Visually appealing and entertaining are the three-dimensional, animated wallpapers by Elena Manfredini, and the kiosk by «Kadarik, Tüür. Arhitektid», covered in cobalt blue thermal insulation is also eye-catching. Meanwhile, the structures designed by «March Studio» and Kadri Kerge, while addressing well-defined housing questions, do not really stick in memory.
Surprisingly, all of the exhibition works focus not so much on beauty as on the future of habitation. This sub-theme appears unexpectedly and without further explanation, but it cannot be disputed either — the housing issue is always topical and beauty in the living environment is certainly no less important than anywhere else.
The video stories displayed in the mezzanine above the showroom make most of the works clearer, deeper, and one could also say, more beautiful. This has permitted to rid the exhibition of long descriptions, allowing visitors to focus on the spatial and visual experiences. Only two of the eight installations on display at the curatorial exhibition are created by Estonian architects, but all works somehow deal with a location or a current issue in Estonia, albeit quite superficially. The most visible reverence for Estonia at the exhibition is a wall covered in a birch grove in early spring captured by photographer Arne Maasik, as well as the birch trunk columns throughout the room. This tired technique, along with the flowerpots that decorate several of the installations, makes one feel a little uneasy.
In my opinion, the most beautiful part of the exhibition can be found outside the Museum of Architecture — it is the «Steampunk» pavilion by a group of authors from Australia and Great Britain (Gwyllin Jahn, Cameron Newnham («Fologram»),«Soomeen Hahm Design», Igor Pantic, «Format Engineers»). The curved and twisted form contrasts strongly and intriguingly with the museum building, the adjacent port buildings and Rotermann Quarter, and the silhouette of Tallinn’s Old Town in the distance. Seeing the excitement of the authors’ team, it immediately becomes clear how important this project has been to them and how much effort they have devoted to it. The twisted, digitally created form of the pavilion is realised in material by old-fashioned, analogous methods — by patiently steaming and forming each wooden board individually. It is in this labor-intensive process that beauty is born — the material of the pavilion is familiar, but deformed to the point of no recognition; its mode of transformation is not immediately apparent, but the care and craftsmanship invested in it can be felt.

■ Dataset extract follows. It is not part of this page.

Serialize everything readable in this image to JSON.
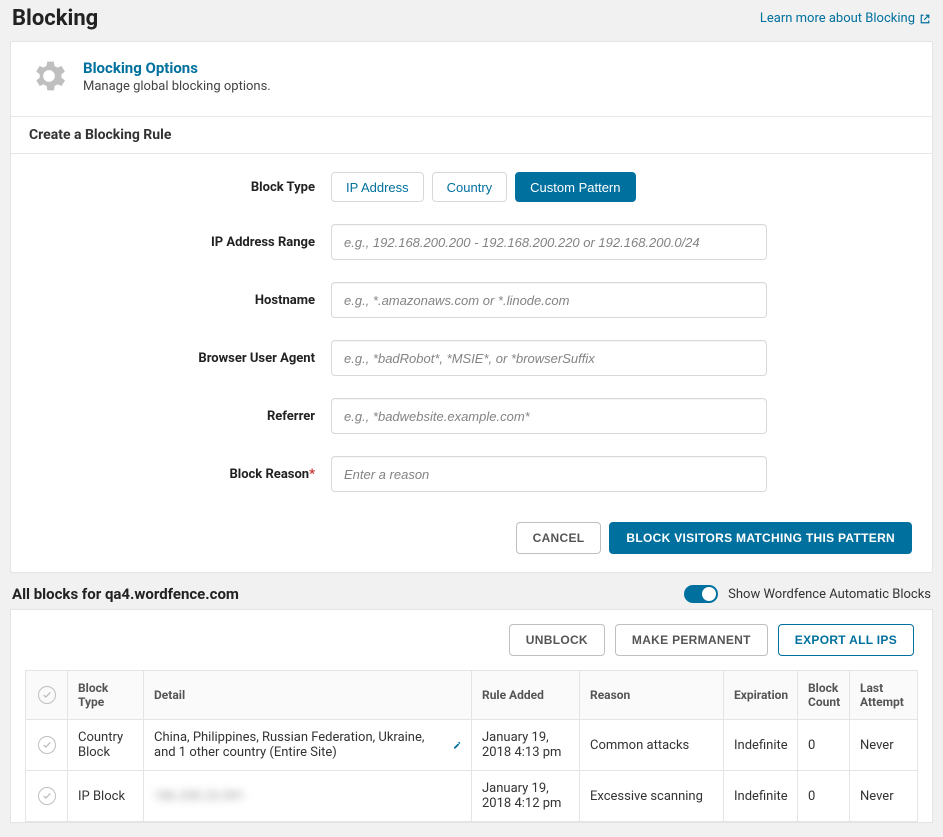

Does the Bienniale’s main exhibition make a convincing case for beauty in architecture? Does it offer new ways to discuss and evaluate architectural aesthetics? Does the Biennale put forward important observations about beauty today? The exhibition and its catalogue offer several captivating and thought-provoking versions of beauty, but I doubt it will be able to influence or even define its relationship with architecture. It will take a clearer and louder voice to reanimate beauty.
But let’s not forget that biennales are never just about their content — they generate events in the city, accommodate new meetings, strengthen the international architecture community. We are very fortunate to be able to visit a number of quality architectural events in a neighbouring country within a few hours drive, see the latest buildings and neighbourhoods in Tallinn, meet colleagues from around the world and discuss over a drink what everyone found beautiful and important. The Tallinn Architecture Biennale will continue until November 17.